Geoffrey Stetson (03/03/04)
First of all, I am not a history buff by any means, but being in class with men of that stature was quite an amazing experience. I mean, the son of the Russian Premier during the cold war and the space race. That would be like, have Chelsea Clinton in class, except a lot cooler, a lot smarter and with a lot better stuff to say. And Dr. Basilevsky was no slouch himself, having been in charge of the unmanned lunar expeditions, that were so technologically advanced that we cannot even produce the same results today. It was an honor to be in the presence of such historical figures.

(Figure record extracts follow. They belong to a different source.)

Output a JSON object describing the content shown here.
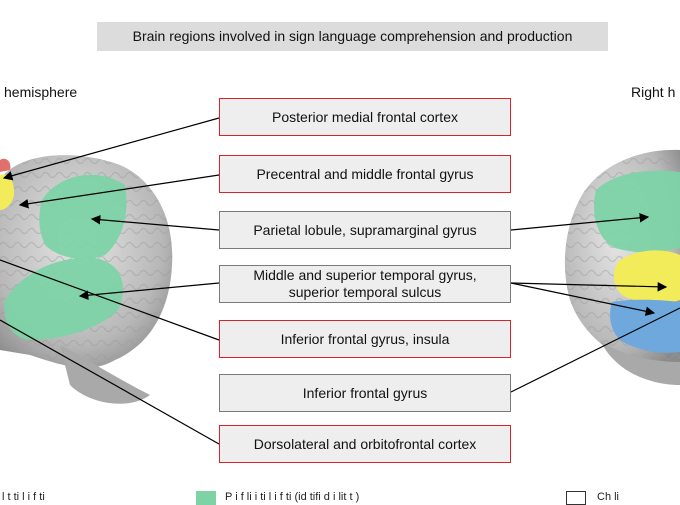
{
  "title": "Brain regions involved in sign language comprehension and production",
  "left_hemisphere_label": "hemisphere",
  "right_hemisphere_label": "Right h",
  "regions": [
    {
      "label": "Posterior medial frontal cortex"
    },
    {
      "label": "Precentral and middle frontal gyrus"
    },
    {
      "label": "Parietal lobule, supramarginal gyrus"
    },
    {
      "label": "Middle and superior temporal gyrus, superior temporal sulcus"
    },
    {
      "label": "Inferior frontal gyrus, insula"
    },
    {
      "label": "Inferior frontal gyrus"
    },
    {
      "label": "Dorsolateral and orbitofrontal cortex"
    }
  ],
  "legend": {
    "item1_text": "l t ti l i f   ti",
    "item2_text": "P       i   f li     i ti l i f   ti  (id  tifi d i  lit   t   )",
    "item3_text": "Ch       li"
  },
  "colors": {
    "green": "#7dd3a6",
    "yellow": "#f2ec5a",
    "blue": "#6fa8dc",
    "red_border": "#d9232a"
  }
}
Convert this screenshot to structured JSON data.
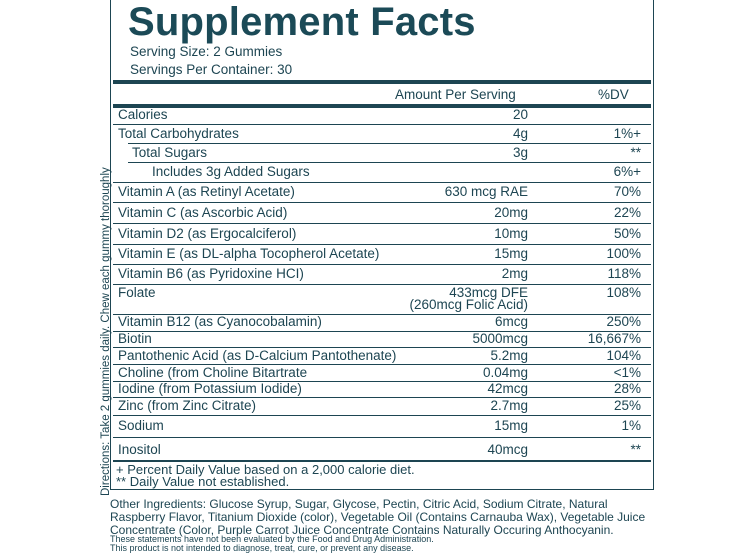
{
  "title": "Supplement Facts",
  "serving_size": "Serving Size: 2 Gummies",
  "servings_per_container": "Servings Per Container: 30",
  "header": {
    "amount": "Amount Per Serving",
    "dv": "%DV"
  },
  "rows": [
    {
      "name": "Calories",
      "amount": "20",
      "dv": ""
    },
    {
      "name": "Total Carbohydrates",
      "amount": "4g",
      "dv": "1%+"
    },
    {
      "name": "Total Sugars",
      "amount": "3g",
      "dv": "**"
    },
    {
      "name": "Includes 3g Added Sugars",
      "amount": "",
      "dv": "6%+"
    },
    {
      "name": "Vitamin A (as Retinyl Acetate)",
      "amount": "630 mcg RAE",
      "dv": "70%"
    },
    {
      "name": "Vitamin C (as Ascorbic Acid)",
      "amount": "20mg",
      "dv": "22%"
    },
    {
      "name": "Vitamin D2 (as Ergocalciferol)",
      "amount": "10mg",
      "dv": "50%"
    },
    {
      "name": "Vitamin E (as DL-alpha Tocopherol Acetate)",
      "amount": "15mg",
      "dv": "100%"
    },
    {
      "name": "Vitamin B6 (as Pyridoxine HCI)",
      "amount": "2mg",
      "dv": "118%"
    },
    {
      "name": "Folate",
      "amount": "433mcg DFE",
      "amount_note": "(260mcg Folic Acid)",
      "dv": "108%"
    },
    {
      "name": "Vitamin B12 (as Cyanocobalamin)",
      "amount": "6mcg",
      "dv": "250%"
    },
    {
      "name": "Biotin",
      "amount": "5000mcg",
      "dv": "16,667%"
    },
    {
      "name": "Pantothenic Acid (as D-Calcium Pantothenate)",
      "amount": "5.2mg",
      "dv": "104%"
    },
    {
      "name": "Choline (from Choline Bitartrate",
      "amount": "0.04mg",
      "dv": "<1%"
    },
    {
      "name": "Iodine (from Potassium Iodide)",
      "amount": "42mcg",
      "dv": "28%"
    },
    {
      "name": "Zinc (from Zinc Citrate)",
      "amount": "2.7mg",
      "dv": "25%"
    },
    {
      "name": "Sodium",
      "amount": "15mg",
      "dv": "1%"
    },
    {
      "name": "Inositol",
      "amount": "40mcg",
      "dv": "**"
    }
  ],
  "footnotes": [
    "+ Percent Daily Value based on a 2,000 calorie diet.",
    "** Daily Value not established."
  ],
  "directions": "Directions: Take 2 gummies daily. Chew each gummy thoroughly",
  "other_ingredients": [
    "Other Ingredients: Glucose Syrup, Sugar, Glycose, Pectin, Citric Acid, Sodium Citrate, Natural",
    "Raspberry Flavor, Titanium Dioxide (color), Vegetable Oil (Contains Carnauba Wax), Vegetable Juice",
    "Concentrate (Color, Purple Carrot Juice Concentrate Contains Naturally Occuring Anthocyanin."
  ],
  "disclaimer": [
    "These statements have not been evaluated by the Food and Drug Administration.",
    "This product is not intended to diagnose, treat, cure, or prevent any disease."
  ]
}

Other than that it was interesting to hear what they had to say. Most interesting to me was the political background going on during the space race. Dr. Khrushchev gave me a very good look into politics of Russia during that time, and it changed my perceptions completely. My opinion and the opinion of many other uneducated people like myself, is that the USSR was a complete dictatorship and the Premier was the one in charge of everything, giving orders and telling people what to do. Sergei (easier than his last name) gave me a new outlook, more closely related to our own political action. Groups would petition for funding from the government and depending on whether the government believed it to be a good cause, would fund accordingly. This was interesting, because when I had thought it was mainly the head governmental people driving the space race. It turns out that it was the scientists that really were the ones driving to be the first in space. Also, his explanation of the newspaper was interesting. It seems that the space race didn't really begin until the US reacted to Sputnik being launched. It wasn't even a big thing to the Russians when it happened, but the media buzz threw it into a frenzy that consumed both countries. The propaganda was the reason everything blew up. I remember reading something somewhere that people thought that the Russians were spying on Americans using Sputnik. It must have also been very scary considering the cold war and the fear from missles and seeing something from your enemy country, flying overhead.
Dr. Basilevsky had a very short time to speak but said some remarkable things. The most interesting to me was how technologically advanced their lunar rover was. He said that their rover went as far in 1 day as the mars lander that is there now has gone in the whole time since it landed.
From these discussions I developed 3 questions:
What made the lunar lander so technologically advanced, and why can't we produce something better?
Was there any hesitance in using a radioactive substance to keep the lunar lander warm over night?
Would Dr. Khrushchev have preferred working under his father or someone else?